What to prepare before calling a lawyer

No one expects to get hurt. When they are, they can be thrust into the unexpected situation of having to call a lawyer. They’ve already got a lot on their minds from dealing with the pain and fears of what will happen next. Not everyone knows how to prepare for that first case to make sure things move along as quickly as possible.

 

Your list of what to prepare before calling a personal injury lawyer

The most important thing for the attorney to know at the beginning is what are the basic facts.

They include:

How did the accident happen and what are the injuries?

What witnesses exist? How do we reach them?

What happened to you medically? Were you taken by ambulance, where did you go? What’s your understanding of your injury as it stands right now.

Do you remember exactly where you were when the accident happened, such as the name of a traffic intersection? In particularly, you will need the town or city so your attorney can get any police report on the incident.

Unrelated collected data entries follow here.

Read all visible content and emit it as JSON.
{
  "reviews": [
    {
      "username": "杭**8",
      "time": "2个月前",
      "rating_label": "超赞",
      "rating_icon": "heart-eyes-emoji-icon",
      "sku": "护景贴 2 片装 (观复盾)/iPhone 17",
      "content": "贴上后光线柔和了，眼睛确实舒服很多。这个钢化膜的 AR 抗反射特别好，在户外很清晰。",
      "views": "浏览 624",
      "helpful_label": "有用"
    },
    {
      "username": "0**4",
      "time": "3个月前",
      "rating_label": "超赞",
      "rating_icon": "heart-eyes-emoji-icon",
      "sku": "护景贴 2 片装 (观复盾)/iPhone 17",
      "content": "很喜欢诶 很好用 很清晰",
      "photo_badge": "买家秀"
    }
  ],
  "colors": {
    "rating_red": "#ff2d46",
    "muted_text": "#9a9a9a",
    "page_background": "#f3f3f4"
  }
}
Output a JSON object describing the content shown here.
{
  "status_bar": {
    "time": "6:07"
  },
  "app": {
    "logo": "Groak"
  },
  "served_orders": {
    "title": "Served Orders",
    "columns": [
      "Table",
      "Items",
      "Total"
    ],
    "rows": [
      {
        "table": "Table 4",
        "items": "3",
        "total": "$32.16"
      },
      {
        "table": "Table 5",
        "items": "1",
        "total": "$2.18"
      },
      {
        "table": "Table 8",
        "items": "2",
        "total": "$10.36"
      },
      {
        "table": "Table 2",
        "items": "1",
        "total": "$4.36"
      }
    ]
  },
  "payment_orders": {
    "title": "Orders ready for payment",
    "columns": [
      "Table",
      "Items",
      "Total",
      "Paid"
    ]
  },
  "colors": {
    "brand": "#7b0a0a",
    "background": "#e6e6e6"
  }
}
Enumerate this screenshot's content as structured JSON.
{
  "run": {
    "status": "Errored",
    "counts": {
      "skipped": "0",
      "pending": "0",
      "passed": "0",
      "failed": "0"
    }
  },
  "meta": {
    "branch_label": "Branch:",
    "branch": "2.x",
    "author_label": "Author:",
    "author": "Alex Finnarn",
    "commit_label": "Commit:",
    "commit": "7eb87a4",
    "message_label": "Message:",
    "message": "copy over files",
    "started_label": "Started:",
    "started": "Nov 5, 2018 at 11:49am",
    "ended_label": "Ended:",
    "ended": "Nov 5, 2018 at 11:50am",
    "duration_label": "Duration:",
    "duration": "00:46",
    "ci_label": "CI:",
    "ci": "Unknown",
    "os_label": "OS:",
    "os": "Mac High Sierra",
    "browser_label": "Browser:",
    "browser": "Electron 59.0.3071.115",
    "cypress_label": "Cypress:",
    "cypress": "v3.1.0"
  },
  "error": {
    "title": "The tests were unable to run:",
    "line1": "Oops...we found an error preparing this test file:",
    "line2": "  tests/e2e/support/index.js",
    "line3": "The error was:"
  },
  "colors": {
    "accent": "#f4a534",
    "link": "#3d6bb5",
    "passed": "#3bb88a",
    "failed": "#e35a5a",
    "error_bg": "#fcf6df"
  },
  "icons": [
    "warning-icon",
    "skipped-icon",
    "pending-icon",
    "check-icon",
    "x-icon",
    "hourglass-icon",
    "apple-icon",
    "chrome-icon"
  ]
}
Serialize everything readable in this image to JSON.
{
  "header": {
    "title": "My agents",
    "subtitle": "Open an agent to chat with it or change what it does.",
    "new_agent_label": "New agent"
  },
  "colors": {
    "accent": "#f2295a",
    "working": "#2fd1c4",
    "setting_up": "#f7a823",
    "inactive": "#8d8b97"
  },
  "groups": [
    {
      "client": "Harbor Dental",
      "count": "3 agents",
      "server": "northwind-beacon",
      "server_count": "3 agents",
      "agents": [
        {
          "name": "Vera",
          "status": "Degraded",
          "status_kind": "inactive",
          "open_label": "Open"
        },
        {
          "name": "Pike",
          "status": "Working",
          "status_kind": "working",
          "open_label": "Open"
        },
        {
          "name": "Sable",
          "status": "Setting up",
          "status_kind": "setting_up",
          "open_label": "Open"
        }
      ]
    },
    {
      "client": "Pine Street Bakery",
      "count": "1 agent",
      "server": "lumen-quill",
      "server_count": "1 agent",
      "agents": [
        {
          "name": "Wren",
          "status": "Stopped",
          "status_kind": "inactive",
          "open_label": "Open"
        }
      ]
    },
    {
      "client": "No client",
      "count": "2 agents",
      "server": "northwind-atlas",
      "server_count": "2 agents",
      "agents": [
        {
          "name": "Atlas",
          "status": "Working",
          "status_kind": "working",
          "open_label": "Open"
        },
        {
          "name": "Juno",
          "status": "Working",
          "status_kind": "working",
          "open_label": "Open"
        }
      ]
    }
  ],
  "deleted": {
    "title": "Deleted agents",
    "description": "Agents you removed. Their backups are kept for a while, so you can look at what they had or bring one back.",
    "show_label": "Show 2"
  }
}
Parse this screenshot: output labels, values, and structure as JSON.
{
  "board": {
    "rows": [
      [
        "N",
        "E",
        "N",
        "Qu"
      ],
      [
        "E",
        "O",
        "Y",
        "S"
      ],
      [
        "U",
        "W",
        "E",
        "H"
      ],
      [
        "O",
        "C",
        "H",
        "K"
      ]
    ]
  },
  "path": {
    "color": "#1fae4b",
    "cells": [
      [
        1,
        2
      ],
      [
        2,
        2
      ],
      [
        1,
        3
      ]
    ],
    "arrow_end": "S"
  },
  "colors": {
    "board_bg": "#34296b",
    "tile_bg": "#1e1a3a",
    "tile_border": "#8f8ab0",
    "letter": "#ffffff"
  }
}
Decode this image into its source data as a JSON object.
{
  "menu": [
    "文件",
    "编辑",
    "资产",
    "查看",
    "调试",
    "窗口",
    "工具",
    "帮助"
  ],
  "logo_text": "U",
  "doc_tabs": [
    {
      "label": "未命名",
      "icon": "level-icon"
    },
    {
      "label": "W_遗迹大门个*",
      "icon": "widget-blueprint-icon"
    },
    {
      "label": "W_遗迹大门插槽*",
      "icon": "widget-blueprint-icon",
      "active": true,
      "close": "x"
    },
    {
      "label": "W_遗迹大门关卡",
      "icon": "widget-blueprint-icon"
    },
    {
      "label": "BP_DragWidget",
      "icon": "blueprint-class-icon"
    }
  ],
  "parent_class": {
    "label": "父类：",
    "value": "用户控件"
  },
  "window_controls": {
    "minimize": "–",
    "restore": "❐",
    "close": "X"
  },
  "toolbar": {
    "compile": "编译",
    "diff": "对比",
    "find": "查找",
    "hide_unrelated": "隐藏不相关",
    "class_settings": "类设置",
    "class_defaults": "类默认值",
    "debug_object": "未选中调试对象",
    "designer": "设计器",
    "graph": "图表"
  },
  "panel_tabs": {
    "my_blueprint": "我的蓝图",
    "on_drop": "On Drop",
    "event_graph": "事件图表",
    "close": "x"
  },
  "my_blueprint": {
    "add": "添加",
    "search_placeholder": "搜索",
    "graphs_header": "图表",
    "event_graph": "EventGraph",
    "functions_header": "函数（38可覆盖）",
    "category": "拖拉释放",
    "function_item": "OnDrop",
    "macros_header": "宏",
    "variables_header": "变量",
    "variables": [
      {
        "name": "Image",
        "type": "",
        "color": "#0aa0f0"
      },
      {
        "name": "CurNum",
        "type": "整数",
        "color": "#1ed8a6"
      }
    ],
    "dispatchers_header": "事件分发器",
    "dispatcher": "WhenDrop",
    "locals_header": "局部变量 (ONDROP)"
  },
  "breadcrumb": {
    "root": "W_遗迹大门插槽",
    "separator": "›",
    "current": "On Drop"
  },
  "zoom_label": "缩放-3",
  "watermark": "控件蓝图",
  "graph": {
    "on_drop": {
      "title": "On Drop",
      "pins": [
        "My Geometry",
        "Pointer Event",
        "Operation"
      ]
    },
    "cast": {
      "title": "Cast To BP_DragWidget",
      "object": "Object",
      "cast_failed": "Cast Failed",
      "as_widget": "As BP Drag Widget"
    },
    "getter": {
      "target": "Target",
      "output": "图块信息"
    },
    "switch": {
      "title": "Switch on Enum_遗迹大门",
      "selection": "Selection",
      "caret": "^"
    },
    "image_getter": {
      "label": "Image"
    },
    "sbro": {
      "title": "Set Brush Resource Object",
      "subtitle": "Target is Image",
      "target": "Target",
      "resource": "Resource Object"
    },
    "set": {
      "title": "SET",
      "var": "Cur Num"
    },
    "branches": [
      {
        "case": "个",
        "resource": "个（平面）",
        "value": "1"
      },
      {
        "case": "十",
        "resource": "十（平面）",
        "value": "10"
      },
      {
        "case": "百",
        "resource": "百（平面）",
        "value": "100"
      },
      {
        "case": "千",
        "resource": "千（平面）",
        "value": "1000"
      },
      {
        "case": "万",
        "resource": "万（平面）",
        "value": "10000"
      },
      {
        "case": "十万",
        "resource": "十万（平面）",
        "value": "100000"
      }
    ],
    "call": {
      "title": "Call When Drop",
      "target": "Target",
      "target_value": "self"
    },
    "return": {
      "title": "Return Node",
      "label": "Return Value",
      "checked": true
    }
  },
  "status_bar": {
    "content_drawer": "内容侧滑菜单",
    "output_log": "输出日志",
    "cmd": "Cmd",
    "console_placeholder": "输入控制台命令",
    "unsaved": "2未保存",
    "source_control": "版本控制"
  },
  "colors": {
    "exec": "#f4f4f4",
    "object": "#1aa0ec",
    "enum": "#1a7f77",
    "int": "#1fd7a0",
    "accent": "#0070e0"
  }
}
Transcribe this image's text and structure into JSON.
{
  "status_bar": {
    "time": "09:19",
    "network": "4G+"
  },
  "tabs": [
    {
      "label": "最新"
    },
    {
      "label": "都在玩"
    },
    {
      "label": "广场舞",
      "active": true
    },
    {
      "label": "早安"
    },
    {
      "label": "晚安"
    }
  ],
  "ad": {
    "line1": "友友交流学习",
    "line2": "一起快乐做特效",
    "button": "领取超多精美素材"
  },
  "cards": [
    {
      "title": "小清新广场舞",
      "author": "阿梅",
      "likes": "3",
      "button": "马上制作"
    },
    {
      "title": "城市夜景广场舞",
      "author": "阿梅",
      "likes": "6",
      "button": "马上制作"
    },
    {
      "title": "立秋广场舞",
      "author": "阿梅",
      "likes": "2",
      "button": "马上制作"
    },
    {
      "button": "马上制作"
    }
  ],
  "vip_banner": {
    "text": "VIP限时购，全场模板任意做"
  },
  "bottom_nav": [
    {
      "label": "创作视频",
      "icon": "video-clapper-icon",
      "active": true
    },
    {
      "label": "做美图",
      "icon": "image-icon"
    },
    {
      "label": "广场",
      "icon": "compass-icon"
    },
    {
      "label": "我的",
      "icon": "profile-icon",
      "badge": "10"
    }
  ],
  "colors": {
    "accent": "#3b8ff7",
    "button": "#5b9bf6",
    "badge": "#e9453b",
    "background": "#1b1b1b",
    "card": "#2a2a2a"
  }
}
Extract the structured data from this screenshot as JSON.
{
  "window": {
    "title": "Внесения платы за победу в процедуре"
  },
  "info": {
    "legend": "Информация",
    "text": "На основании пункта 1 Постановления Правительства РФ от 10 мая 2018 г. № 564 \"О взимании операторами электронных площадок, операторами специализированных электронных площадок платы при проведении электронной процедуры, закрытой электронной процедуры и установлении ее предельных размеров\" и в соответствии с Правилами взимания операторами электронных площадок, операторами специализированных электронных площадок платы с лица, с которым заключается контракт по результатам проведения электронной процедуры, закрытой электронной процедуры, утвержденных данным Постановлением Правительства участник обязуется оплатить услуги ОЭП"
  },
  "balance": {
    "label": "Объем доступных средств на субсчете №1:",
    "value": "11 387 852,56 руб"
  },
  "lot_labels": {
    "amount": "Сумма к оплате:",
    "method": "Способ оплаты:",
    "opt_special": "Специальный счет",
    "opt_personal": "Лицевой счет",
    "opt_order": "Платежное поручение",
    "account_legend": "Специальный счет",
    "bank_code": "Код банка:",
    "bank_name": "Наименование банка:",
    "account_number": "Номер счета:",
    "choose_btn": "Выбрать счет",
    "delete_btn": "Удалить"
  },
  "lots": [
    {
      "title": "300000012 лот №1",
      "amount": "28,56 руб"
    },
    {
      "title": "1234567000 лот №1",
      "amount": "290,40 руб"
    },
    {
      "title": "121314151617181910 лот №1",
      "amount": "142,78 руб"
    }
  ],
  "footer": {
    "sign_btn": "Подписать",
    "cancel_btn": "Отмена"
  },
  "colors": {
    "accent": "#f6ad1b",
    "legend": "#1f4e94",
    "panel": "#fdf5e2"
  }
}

If it’s convenient for you to get a copy of any police reports related to the case, gather them. If not, we’ll gather them for you.

Any further basic facts you have at the beginning will be helpful.

Do you have the name of your insurance company?

Has an insurance adjustor called and given you a claim number?

It would be extremely beneficial to have a copy of your insurance declarations page, or “Dec page.” That will tell you what your coverage is, such as if you have $20,000 of liability, $100,000 of liability or even more.

With that info in hand, your attorney will have a good start to helping you get your claim as fast as possible.